By the time Tammy Duckworth arrived as a member of the U.S. House of Representatives in 2013, she was hardly the first woman to triumph amid the rough-and-tumble of congressional politics.
But she may have been among the most uniquely qualified people, male or female, ever to do so.
In 2004, Duckworth was deployed to Iraq with the Illinois Army National Guard as a Blackhawk helicopter pilot. One of the first Army women to fly combat missions during Operation Iraqi Freedom, she lost both of her legs and partial use of her right arm when her helicopter was hit by a rocket-propelled grenade. The Purple Heart recipient spent much of the following year recovering at Walter Reed Army Medical Center — and becoming deeply involved in advocating for veterans and her fellow wounded warriors, even testifying before Congress.

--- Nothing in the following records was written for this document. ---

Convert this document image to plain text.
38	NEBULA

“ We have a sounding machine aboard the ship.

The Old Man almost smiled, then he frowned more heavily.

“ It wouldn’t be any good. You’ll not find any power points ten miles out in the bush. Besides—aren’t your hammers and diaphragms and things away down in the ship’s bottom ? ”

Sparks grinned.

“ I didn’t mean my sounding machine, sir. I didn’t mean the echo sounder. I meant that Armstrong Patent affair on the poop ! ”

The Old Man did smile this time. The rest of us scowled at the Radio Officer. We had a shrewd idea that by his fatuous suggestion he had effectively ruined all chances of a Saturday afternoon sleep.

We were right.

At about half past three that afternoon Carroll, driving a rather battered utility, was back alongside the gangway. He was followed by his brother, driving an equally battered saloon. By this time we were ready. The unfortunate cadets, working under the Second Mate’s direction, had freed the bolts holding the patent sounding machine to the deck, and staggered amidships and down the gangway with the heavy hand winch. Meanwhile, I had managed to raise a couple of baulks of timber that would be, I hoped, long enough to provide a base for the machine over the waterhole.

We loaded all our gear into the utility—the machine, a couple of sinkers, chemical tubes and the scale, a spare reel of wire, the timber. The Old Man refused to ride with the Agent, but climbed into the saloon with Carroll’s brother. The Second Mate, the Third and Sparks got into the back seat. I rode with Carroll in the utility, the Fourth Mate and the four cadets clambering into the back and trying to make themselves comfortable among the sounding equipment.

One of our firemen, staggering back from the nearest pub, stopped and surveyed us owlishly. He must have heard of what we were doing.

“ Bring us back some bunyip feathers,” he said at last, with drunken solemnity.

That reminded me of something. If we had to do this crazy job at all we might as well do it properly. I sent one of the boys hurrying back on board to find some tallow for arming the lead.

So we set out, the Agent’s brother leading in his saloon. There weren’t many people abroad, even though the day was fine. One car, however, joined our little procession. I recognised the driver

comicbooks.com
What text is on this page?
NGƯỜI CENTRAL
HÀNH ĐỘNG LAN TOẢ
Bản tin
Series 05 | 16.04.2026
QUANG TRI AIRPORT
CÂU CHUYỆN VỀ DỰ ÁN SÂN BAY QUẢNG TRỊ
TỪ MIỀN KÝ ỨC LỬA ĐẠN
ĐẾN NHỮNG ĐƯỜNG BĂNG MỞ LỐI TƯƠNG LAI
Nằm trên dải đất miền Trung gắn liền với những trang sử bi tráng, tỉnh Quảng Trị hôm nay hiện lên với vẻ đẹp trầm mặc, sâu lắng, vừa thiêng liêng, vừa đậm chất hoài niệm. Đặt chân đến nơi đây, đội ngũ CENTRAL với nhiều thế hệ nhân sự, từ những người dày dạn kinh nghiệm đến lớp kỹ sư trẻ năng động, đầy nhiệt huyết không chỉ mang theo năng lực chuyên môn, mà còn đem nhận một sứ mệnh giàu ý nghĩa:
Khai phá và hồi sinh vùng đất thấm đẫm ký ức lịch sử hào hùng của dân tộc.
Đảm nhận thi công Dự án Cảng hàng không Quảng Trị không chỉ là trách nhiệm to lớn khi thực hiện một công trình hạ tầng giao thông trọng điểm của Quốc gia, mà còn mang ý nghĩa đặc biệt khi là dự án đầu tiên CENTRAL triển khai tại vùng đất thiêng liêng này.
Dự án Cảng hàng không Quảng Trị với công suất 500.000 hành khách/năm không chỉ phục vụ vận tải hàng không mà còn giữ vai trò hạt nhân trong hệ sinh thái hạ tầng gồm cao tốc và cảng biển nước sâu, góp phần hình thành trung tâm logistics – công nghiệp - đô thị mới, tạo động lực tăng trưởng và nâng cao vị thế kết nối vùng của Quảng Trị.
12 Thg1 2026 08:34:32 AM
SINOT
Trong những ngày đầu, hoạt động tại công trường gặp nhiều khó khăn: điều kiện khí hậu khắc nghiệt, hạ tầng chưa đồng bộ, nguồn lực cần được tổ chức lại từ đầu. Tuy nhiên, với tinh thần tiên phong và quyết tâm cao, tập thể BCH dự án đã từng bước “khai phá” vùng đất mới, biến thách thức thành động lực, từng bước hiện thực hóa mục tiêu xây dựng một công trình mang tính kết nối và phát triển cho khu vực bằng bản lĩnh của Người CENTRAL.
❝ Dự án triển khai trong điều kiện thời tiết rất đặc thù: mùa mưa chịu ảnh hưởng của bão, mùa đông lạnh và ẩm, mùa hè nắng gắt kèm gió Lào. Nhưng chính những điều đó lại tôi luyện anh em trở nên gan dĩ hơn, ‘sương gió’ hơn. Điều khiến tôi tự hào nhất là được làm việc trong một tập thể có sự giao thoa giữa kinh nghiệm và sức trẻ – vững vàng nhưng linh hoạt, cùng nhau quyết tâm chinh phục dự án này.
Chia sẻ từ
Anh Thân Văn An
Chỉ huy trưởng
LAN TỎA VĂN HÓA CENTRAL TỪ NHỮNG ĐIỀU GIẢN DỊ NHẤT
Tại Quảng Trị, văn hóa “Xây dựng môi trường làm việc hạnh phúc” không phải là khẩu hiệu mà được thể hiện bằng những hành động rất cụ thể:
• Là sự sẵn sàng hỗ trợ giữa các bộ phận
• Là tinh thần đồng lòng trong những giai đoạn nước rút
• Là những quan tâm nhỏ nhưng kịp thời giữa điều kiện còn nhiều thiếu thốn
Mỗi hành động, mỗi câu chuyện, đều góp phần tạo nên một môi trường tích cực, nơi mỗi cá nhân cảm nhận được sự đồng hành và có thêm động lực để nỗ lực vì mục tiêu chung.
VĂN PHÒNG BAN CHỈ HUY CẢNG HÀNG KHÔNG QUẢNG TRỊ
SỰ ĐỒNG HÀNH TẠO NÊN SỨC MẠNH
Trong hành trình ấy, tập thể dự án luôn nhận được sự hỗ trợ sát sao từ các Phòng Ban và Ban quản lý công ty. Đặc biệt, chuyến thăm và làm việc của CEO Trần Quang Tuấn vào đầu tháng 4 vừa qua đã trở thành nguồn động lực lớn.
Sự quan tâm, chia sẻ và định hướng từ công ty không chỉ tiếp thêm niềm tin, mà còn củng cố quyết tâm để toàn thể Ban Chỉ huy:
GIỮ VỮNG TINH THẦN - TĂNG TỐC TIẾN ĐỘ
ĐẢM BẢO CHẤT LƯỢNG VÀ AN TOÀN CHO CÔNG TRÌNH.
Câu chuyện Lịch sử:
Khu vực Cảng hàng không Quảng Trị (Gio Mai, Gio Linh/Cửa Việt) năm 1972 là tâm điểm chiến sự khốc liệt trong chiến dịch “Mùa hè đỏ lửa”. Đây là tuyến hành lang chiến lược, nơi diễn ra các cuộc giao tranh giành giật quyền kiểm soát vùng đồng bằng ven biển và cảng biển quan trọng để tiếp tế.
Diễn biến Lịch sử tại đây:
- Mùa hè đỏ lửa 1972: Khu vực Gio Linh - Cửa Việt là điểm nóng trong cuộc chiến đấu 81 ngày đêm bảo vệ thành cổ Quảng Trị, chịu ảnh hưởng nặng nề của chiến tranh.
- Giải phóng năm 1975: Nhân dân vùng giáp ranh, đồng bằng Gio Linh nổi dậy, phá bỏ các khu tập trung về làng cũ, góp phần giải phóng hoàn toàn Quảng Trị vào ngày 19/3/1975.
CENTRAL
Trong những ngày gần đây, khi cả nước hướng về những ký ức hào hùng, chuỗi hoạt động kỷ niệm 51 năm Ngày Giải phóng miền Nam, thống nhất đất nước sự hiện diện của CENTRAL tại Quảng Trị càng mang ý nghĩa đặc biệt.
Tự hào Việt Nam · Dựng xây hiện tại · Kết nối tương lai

Less than a decade later, Ladda Tammy Duckworth would return to the Capitol as the first disabled woman to be elected to the House. The Democrat also is the first Asian-American woman elected to Congress from Illinois and the first member of Congress born in Thailand (her late father was a U.S. Marine Corps vet, her mother is Thai).
Duckworth, 47, is running for the U.S. Senate from Illinois. On Nov. 18, 2014, she and her husband, Army National Guard Maj. Bryan W. Bowlsbey, became first-time parents when Duckworth gave birth to a daughter.
Abigail O’kalani Bowlsbey arrived exactly two weeks after her mother won re-election to the House and six days after her 10th anniversary of being shot down in Iraq.
Or as Duckworth always refers to Nov. 12: her “Alive Day.”